Notice must be in writing except from an employee who cannot write.
Payment instead of notice – an employer may pay the remuneration the employee would have received had they worked out the notice period. If an employee gives notice and the employer waives any part of that notice, the employer must pay the remuneration referred to above, unless the employer and employee agree otherwise.
Employees who stay in employer's accommodation must be given 1 month's notice of termination of the contract or be given alternative accommodation until the contract is lawfully terminated.
An employer giving notice may not stop a worker from challenging the dismissal in terms of the Labour Relations Act or any other law.
An employer must give an employee who is dismissed due to operational requirements at least 1 week's severance pay for every year of continuous employment. In the event of a dispute or disagreement, the employee may refer a dispute to the CCMA for resolution
Certificate of service
When a job ends, an employee must be given a certificate of service.
Although the contact of employment makes provision for the termination of employment, the services of an employee cannot be terminated unless a valid and fair reason exists and fair procedure is followed. If an employee is dismissed without a valid reason or without a fair procedure the employee may approach the CCMA for assistance.
Pro- rata leave and severance pay might be payable.
In the event of a worker being unable to return for work due to disability, the employer must investigate the nature of the disability and decide whether or not it is permanent or temporary.
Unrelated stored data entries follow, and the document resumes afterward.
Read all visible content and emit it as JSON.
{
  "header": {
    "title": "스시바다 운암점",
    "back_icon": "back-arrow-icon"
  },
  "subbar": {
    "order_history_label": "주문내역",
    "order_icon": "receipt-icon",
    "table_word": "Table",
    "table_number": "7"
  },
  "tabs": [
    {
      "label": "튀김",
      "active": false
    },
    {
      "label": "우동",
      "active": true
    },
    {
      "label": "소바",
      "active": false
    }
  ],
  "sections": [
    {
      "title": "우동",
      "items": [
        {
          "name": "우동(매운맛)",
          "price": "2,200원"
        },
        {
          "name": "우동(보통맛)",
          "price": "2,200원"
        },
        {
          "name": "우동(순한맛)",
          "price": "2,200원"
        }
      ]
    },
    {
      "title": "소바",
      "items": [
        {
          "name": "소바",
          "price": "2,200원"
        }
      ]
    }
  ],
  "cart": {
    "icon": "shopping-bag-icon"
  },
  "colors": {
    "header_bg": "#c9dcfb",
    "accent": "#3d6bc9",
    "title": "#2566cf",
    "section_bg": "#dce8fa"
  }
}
The employer must try to accommodate the employee as far as possible - for example, amending or adapting their duties to suit the disability. However, if this is not possible, then an employer may terminate the services of the worker.
Employers must give new employees information about their job and working conditions in writing. This includes a description of any relevant council or sectoral determination and a list of any other related documents.
Employers must keep a record of at least:
- the worker's name and job;
- time worked;
- money paid;
- date of birth for workers under 18 years old.
Variations of the Basic Conditions of Employment
A collective agreement concluded by a bargaining council can be different from this law as long it does not:
- lower protection of workers in terms of health and safety and family responsibilities
- lower annual leave to less than two weeks
- lower maternity leave in any way
- lower sick leave in any way
- lower protection of night workers
- allow for any child labour or forced labour.
Collective agreements and individual agreements must follow the Act.
The Minister of Labour
The Minister of Labour may make a determination to vary or exclude a basic condition of employment. This can also be done on application by an employer or employer organisation.
Sectoral determinations may be made to establish basic conditions for workers in a specific sector and area.
Employment Conditions Commission
This Act makes provision for the Employment Conditions Commission to advise the Minister of Labour.
Monitoring, enforcement and legal proceedings
Every employee has the right to make a complaint to a trade union representative, trade union official or labour inspector; discuss his or her conditions of employment with his or her fellow employees, his or her employer or any other person.
Labour inspectors must advise employees and employers about their labour rights and obligations. They inspect, investigate complaints, question people and inspect, copy and remove records.
An inspector may serve a compliance order by writing to the Director General of the Department of Labour, who will then look at the facts and agree, change or cancel the order.
This decision can be challenged in the Labour Court.
REMEMBER! It is a crime to:
- hinder, block or try to wrongly influence a labour inspector or any other person obeying this Act
- get or try to get a document by stealing, lying or showing a false or forged document
- pretend to be a labour inspector or any other person obeying this Act
- refuse or fail to answer fully any lawful question asked by a labour inspector or any other person obeying this Act
- refuse or fail to obey a labour inspector or any other person obeying this Act.